For this reason, I concur specially only in the judgment of reversal.

. Given the long-standing precedent establishing a privacy interest in automobiles, the conclusion that the dog sniff in this case requires probable cause is not based on "subjective perceptions of the intrusiveness of the investigative technique,” as suggested by the court. My conclusion reflects the fact that in the privacy area, judges cannot blindly follow precedent, but must make a judgment of what is reasonable based on assessments of societal expectations. See Lake v. Wal-Mart Stores, Inc., 582 N.W.2d 231 (Minn.1998) (recognizing for the first time a tort for invasion of privacy). This is the first opportunity this court has had to address the intrusiveness of a dog sniff of a car stopped for an equipment violation, and the assessment of societal expectations in this context is thus one of first impression.

. Indeed, it seems that even the most limber legal reasoning cannot avoid what is obvious to most people, including the state. This point is demonstrated by a brief recently submitted by the state in State v. Litzau, No C3-00-2099, 2001 WL 1464306, (Minn.App.), rev. granted (Minn. Jan. 29, 2002). In this brief, the state repeatedly referred to the use of a German Shepherd to sniff a car as "a search”:

Chief Schmidt arrived just as [Officer] Abbott was asking appellant if they could search his car. Chief Schmidt brought his partner Max, a 90-lb. German Shepherd trained in the detection of narcotics. Chief Schmidt and Max began their search at the rear of appellant's vehicle and moved toward the front.

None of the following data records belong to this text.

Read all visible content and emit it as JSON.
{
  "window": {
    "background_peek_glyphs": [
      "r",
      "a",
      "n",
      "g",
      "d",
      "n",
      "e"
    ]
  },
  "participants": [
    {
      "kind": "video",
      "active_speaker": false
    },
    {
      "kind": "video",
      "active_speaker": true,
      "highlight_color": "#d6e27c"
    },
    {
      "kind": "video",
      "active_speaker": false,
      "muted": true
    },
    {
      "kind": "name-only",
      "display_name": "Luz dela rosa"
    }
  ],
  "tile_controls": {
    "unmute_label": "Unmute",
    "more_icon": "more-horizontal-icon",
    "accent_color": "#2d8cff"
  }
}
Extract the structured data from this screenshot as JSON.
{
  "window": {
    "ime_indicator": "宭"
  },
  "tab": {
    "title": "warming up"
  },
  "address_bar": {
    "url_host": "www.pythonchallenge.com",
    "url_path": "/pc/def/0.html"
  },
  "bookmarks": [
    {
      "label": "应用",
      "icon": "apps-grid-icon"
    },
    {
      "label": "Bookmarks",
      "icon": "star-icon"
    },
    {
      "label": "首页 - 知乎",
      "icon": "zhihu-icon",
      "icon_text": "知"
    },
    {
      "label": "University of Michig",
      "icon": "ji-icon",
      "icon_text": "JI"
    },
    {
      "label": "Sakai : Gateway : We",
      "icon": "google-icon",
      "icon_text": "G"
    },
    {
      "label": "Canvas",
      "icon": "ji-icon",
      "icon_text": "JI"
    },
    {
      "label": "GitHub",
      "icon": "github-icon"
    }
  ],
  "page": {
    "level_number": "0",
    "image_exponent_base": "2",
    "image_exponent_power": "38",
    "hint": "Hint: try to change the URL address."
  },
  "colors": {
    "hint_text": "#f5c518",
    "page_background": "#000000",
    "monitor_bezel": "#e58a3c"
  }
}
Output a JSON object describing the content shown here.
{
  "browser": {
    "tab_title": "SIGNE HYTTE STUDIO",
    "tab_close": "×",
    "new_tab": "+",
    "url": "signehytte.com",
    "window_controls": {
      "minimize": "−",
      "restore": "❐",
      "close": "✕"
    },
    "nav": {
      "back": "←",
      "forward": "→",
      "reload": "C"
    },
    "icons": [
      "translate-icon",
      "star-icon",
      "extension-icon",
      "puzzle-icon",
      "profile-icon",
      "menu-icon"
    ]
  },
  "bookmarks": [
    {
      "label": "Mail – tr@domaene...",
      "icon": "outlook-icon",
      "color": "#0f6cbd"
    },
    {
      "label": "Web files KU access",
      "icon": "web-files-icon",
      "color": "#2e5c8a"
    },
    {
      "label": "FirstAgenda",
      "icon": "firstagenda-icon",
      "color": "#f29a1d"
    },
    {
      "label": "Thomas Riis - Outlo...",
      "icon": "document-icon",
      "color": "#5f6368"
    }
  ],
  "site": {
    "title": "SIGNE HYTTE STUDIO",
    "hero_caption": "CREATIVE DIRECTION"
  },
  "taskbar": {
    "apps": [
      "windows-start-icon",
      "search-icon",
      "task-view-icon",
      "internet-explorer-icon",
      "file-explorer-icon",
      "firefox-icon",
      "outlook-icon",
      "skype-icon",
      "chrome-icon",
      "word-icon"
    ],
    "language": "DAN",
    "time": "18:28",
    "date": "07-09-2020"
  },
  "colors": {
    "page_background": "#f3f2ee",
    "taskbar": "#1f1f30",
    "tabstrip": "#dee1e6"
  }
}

Brief for Respondent at 6, Litzau, No C3-00-2099, 2001 WL 1464306, (Minn.App.), rev. granted (Minn. Jan. 29, 2002) (emphasis added). Thus, the court’s decision today is reminiscent of the make-believe world of Alice in Wonderland. As she said, "If I had a world of my own, everything would be nonsense. Nothing would be what it is, because everything would be what it isn’t. And contrariwise, what it is, it wouldn't be, .and what it wouldn't be, it would.” Alice in Wonderland (Walt Disney Pictures 1951).